At this moment, the prospects for growth look bleaker than they were last year. The question in one’s mind is whether we will be over 8 per cent this year or fall somewhere below. The majority consensus is that 8 per cent will be difficult. The RBI had also scaled down the number from 8-8.5 per cent in April to 8 per cent in July.
The PM’s Economic Advisory Council (the new RBI governor was a part of this council) had brought it down to 7.7 per cent while others are pitching for 7.5 per cent with a bit of luck. The numbers matter not just for the psychological reasons, as 8 per cent sounds good while anything lower gives the impression that we have lost out somewhere.
The important thing is that even 0.1 per cent difference means that real income of around Rs3,100 crore is lost (our GDP in real terms is Rs31,00,000 cr), and hence the difference between the RBI and the PMO’s projections could mean close to Rs10,000 crore in income.
Broadly speaking, the economic performance will be driven by the kharif harvest and RBI action. The agri outcome will determine the amount of money that will be spent by the people. People in rural India are dependent on the harvest and a good one means that they can spend easily on other industrial goods. Therefore, the months of October-November are critical.
City folk, too, plan their expenses, especially on white goods and automobiles, at this time. In fact, housing projects invariably take off during Dussehra and keys are handed over for new flats at the time of Diwali. It is not surprising that this is the time when companies as well as retailers offer the highest discounts.

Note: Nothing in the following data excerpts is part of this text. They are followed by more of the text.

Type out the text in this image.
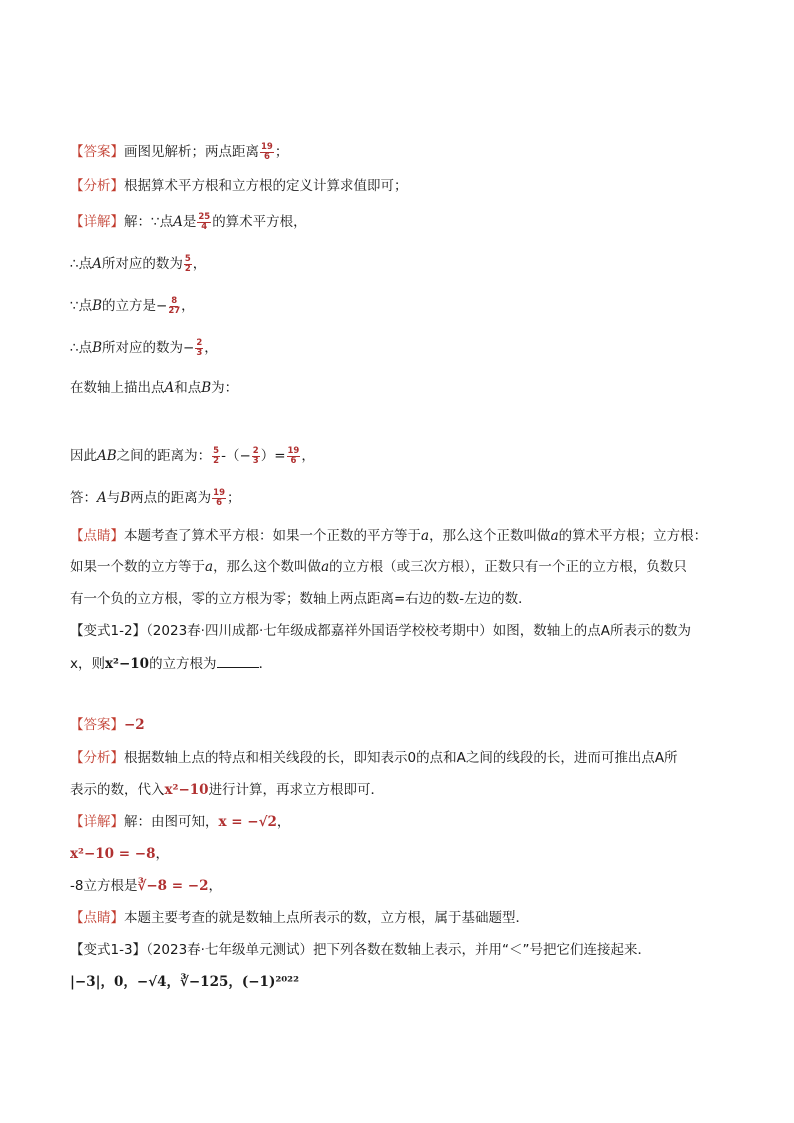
【答案】画图见解析；两点距离 $\frac{19}{6}$ ；
【分析】根据算术平方根和立方根的定义计算求值即可；
【详解】解：∵点A是 $\frac{25}{4}$ 的算术平方根，
∴点A所对应的数为 $\frac{5}{2}$ ，
∵点B的立方是− $\frac{8}{27}$ ，
∴点B所对应的数为− $\frac{2}{3}$ ，
在数轴上描出点A和点B为：
因此AB之间的距离为： $\frac{5}{2}$ -（− $\frac{2}{3}$ ）= $\frac{19}{6}$ ，
答：A与B两点的距离为 $\frac{19}{6}$ ；
【点睛】本题考查了算术平方根：如果一个正数的平方等于a，那么这个正数叫做a的算术平方根；立方根：
如果一个数的立方等于a，那么这个数叫做a的立方根（或三次方根），正数只有一个正的立方根，负数只
有一个负的立方根，零的立方根为零；数轴上两点距离=右边的数-左边的数．
【变式1-2】（2023春·四川成都·七年级成都嘉祥外国语学校校考期中）如图，数轴上的点A所表示的数为
x，则x²−10的立方根为	．
【答案】−2
【分析】根据数轴上点的特点和相关线段的长，即知表示0的点和A之间的线段的长，进而可推出点A所
表示的数，代入x²−10进行计算，再求立方根即可．
【详解】解：由图可知，x = −√2，
x²−10 = −8，
-8立方根是∛−8 = −2，
【点睛】本题主要考查的就是数轴上点所表示的数，立方根，属于基础题型．
【变式1-3】（2023春·七年级单元测试）把下列各数在数轴上表示，并用“＜”号把它们连接起来．
|−3|，0，−√4，∛−125，(−1)²⁰²²
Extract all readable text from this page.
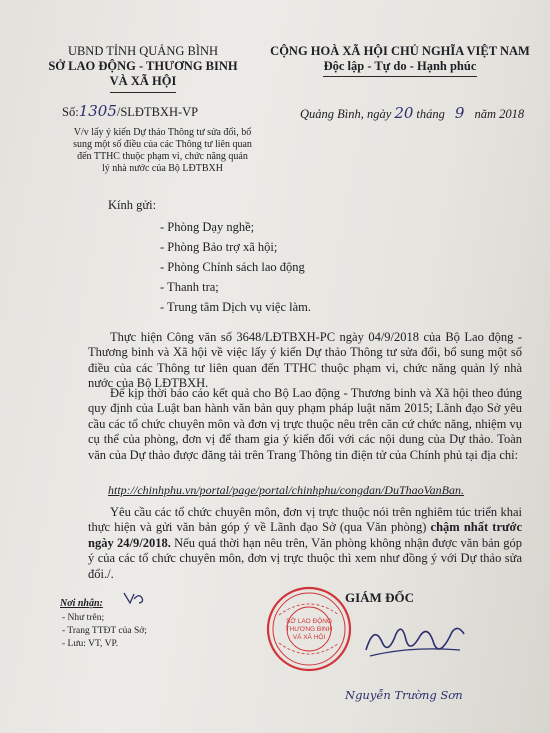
UBND TỈNH QUẢNG BÌNH
SỞ LAO ĐỘNG - THƯƠNG BINH
VÀ XÃ HỘI
CỘNG HOÀ XÃ HỘI CHỦ NGHĨA VIỆT NAM
Độc lập - Tự do - Hạnh phúc
Số:1305/SLĐTBXH-VP	Quảng Bình, ngày 20 tháng 9 năm 2018
V/v lấy ý kiến Dự thảo Thông tư sửa đổi, bổ
sung một số điều của các Thông tư liên quan
đến TTHC thuộc phạm vi, chức năng quản
lý nhà nước của Bộ LĐTBXH
Kính gửi:
- Phòng Dạy nghề;
- Phòng Bảo trợ xã hội;
- Phòng Chính sách lao động
- Thanh tra;
- Trung tâm Dịch vụ việc làm.
Thực hiện Công văn số 3648/LĐTBXH-PC ngày 04/9/2018 của Bộ Lao động - Thương binh và Xã hội về việc lấy ý kiến Dự thảo Thông tư sửa đổi, bổ sung một số điều của các Thông tư liên quan đến TTHC thuộc phạm vi, chức năng quản lý nhà nước của Bộ LĐTBXH.
Để kịp thời báo cáo kết quả cho Bộ Lao động - Thương binh và Xã hội theo đúng quy định của Luật ban hành văn bản quy phạm pháp luật năm 2015; Lãnh đạo Sở yêu cầu các tổ chức chuyên môn và đơn vị trực thuộc nêu trên căn cứ chức năng, nhiệm vụ cụ thể của phòng, đơn vị để tham gia ý kiến đối với các nội dung của Dự thảo. Toàn văn của Dự thảo được đăng tải trên Trang Thông tin điện tử của Chính phủ tại địa chỉ:
http://chinhphu.vn/portal/page/portal/chinhphu/congdan/DuThaoVanBan.
Yêu cầu các tổ chức chuyên môn, đơn vị trực thuộc nói trên nghiêm túc triển khai thực hiện và gửi văn bản góp ý về Lãnh đạo Sở (qua Văn phòng) chậm nhất trước ngày 24/9/2018. Nếu quá thời hạn nêu trên, Văn phòng không nhận được văn bản góp ý của các tổ chức chuyên môn, đơn vị trực thuộc thì xem như đồng ý với Dự thảo sửa đổi./.
Nơi nhận:
- Như trên;
- Trang TTĐT của Sở;
- Lưu: VT, VP.
GIÁM ĐỐC
SỞ LAO ĐỘNG
THƯƠNG BINH
VÀ XÃ HỘI
Nguyễn Trường Sơn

These discounts rise during times of an economic slowdown and hence this year we could expect more of such competitive sales for refrigerators, TV sets, washing machines, and the like. The season ends when the New Year comes, which is spending time again for all people as those who missed the bus earlier catch up with their purchases.
This is where the RBI can make a difference, as interest rates will guide spending patterns. The new RBI governor will have to toss the coin for either favouring growth or paying attention to inflation. Higher interest rates could put a spoke in the wheel as consumption decisions are postponed for a while, especially in the mortgage sphere.
At the same time, inflation today is more or else accepted as a double digit phenomenon. No one really expects inflation to come down to 5 per cent this year. In fact, curiously, the comparable numbers for the CPI (consumer price index) inflation are in the region of 7.5-8.5 per cent and hence project a more tolerable picture today. But to expect that inflation will come down to a single digit would be a bit too optimistic.
With all of us getting reconciled to a double digit inflation rate, it may be prudent for the RBI governor to persevere with the growth objective and aim for above 8 per cent growth rate which will mean a more liberal approach to interest rates. The new governor was part of the 7.7 per cent estimate and is now a part of the 8 per cent estimate for GDP.
Even while trying to reconcile the two numbers, he would have to take a judicious call on interest rates. Inflation, as mentioned earlier, is unlikely to come down drastically, and the global conditions probably signal that the worst may be over as of now.
If the RBI is happy with a 7.7 per cent number, then it could continue tightening the monetary side, but if it pitches for higher growth, then rates may have to be reduced to spur demand from both consumption and investment. For this, they also run the risk of spurring inflation, though frankly, once the rate is over 10 per cent, 12 or 13 may not really matter. But with a general election looming in the background, inflation management may be more important. After all, the common man does not understand growth or GDP for that matter. But he knows what inflation is, and that matters the most.